A new monetary system is inevitable. Bretton Woods was not an agreement but an imposition inflicted by the U.S. At the Bretton Woods Conference, American economist Harry Dexter White's plan was agreed on versus that of his British counterpart John Maynard Keynes in order to reconstruct the capitalist system.
The White Plan put forward a fixed exchange rate system based on dollar, which ensured the convertibility of the dollar to gold and would be run by the International Monetary Fund (IMF) and World Bank. This, beyond any doubt, was the U.S.'s economic hegemony in action. The White Plan implicitly accepted that only countries that had deficit in their foreign payments should adjust the rate of exchange. In other words, the plan did not foresee that the U.S. would have an external deficit. For many years, the IMF functioned as a supervisory authority that made countries with external deficit devalue their money at certain rates to close this deficit, in accordance to the White Plan. In this respect, the IMF's orthodox prescriptions' starting point is always assimilation of local prices and international prices.
As for the Keynes Plan, it suggested establishing a clearing union that would act as a kind of global central bank. The commercial transactions of this system would be based on a new global currency called the bancor that would also be dependent on gold.

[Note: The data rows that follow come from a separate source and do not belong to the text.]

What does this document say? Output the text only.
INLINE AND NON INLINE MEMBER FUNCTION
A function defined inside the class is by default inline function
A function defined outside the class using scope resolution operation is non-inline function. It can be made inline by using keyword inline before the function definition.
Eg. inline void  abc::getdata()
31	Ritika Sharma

The monetary system that was introduced in 1944 is one of the mainsprings of the current crisis. Today, developing countries should conduct their commercial transactions with their own currency and establish new customs unions based on it rather than relying on a dollar-driven system. China's investment plans as a part of the New Silk Road that was announced at the recent Asia-Pacific Economic Cooperation (APEC) Summit showed us that the direction of capital and commodity flow is shifting from the west to the east. Now, the target should be reaching a new monetary and trading system, which is based on G20 consensus. This consensus will lead to a new trading network and will make its legal superstructure transparent.
Investments that will be made in new energy lines and commercial transits under the leadership of such countries as China and Turkey in the next decade will re-determine borders and economies. These investments are poised to connect the continental markets of Asia and Europe independently from borders of the nation-states. Russia, China, India, Iran and Turkey are the key countries of this integration.
The importance of Turkey is also increasing within the context of EU membership. It is a very proper strategy for Turkey to insist on EU membership, despite the current crisis and disarray that the EU experiences. This makes Turkey a country that has the potential for changing both its east and west.
It goes without saying that the Transatlantic Trade and Investment Partnership (TTIP) will only be possible with middle and southern commercial transits that will connect Europe and Asia-Pacific passing through Turkey. The Trans-Pacific Partnership (TTP) will conclusively be established when a railway line, which can also be defined as Middle Corridor starting from South Korea and passing through China, Kyrgyzstan, Uzbekistan, the Caspian Sea, Azerbaijan, Georgia and reaching Europe via Turkey, is completed. Moreover, the fact that this line will coincide with southern road in Iran and Turkey is indicative of a new period. This great integration is the only way for Europe. For all these reasons, the critical role of Turkey, which will host the G20 and B20 summits in 2015 as a part of the G20 presidency, is never coincidental.